OBJETIVOS E LINHAS DE AÇÃO

 

2.1 - Incentivar a formação pedagógica dos docentes, visando à melhoria das relações humanas, da comunicação aluno-professor, do interesse pelo ensino e da qualidade do ensino.

 

Partimos do princípio: Não existe formação pedagógica isolada do conteúdo específico, a nível metodológico.

 

Todas essas atividades serão viabilizadas através de projetos de ensino, elaborados por Comissões de Curso e/ou Departamentos.

 

2.2 - Promover reformulações curriculares nos cursos de graduação, visando à intensificação do ensino experimental, buscando a adequada proporção entre a teoria e a prática; à adoção de estrutura curricular, embasada em disciplinas anuais seriadas; à intensificação do oferecimento de disciplinas específicas por curso;

 

Para atingir os objetivos propostos neste item, torna-se necessário garantir o princípio da autonomia de cada curso, entendida como a competência de definir, em todas as instâncias, o andamento do curso (estrutura curricular, conteúdos programáticos, linhas metodológicas, especificidade das disciplinas, visando aos objetivos do curso.

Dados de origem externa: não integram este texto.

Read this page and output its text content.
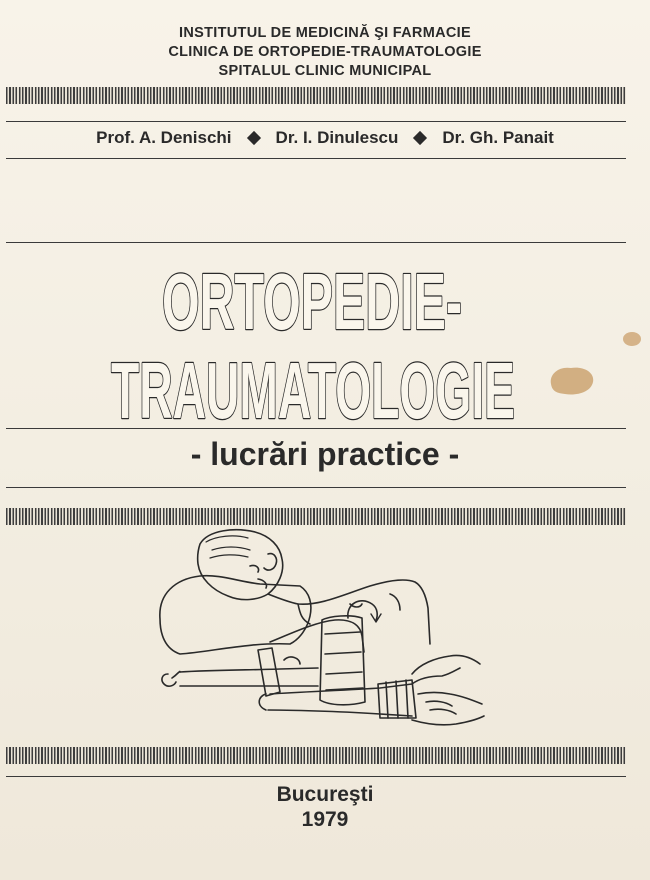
INSTITUTUL DE MEDICINĂ ŞI FARMACIE
CLINICA DE ORTOPEDIE-TRAUMATOLOGIE
SPITALUL CLINIC MUNICIPAL
Prof. A. Denischi	Dr. I. Dinulescu	Dr. Gh. Panait
ORTOPEDIE-
TRAUMATOLOGIE
- lucrări practice -
Bucureşti
1979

Propõe-se que uma câmara apresente, para a próxima reunião do COEPE, um estudo sobre a implantação dessa proposta em outubro do corrente ano, já que nesta época inicia-se o planejamento do próximo semestre. Caso existam entraves na proposta de implantação, decorrentes de espaço físico, disponibilidade de recursos humanos, concessão de FGs e outros, a câmara deverá propor soluções alternativas de caráter transitório.

 

Propõe-se então o desmembranamento das atuais Comissões de Curso, para os cursos atuais, da seguinte forma:

As demais Comissões de Curso não sofrem desmembramento.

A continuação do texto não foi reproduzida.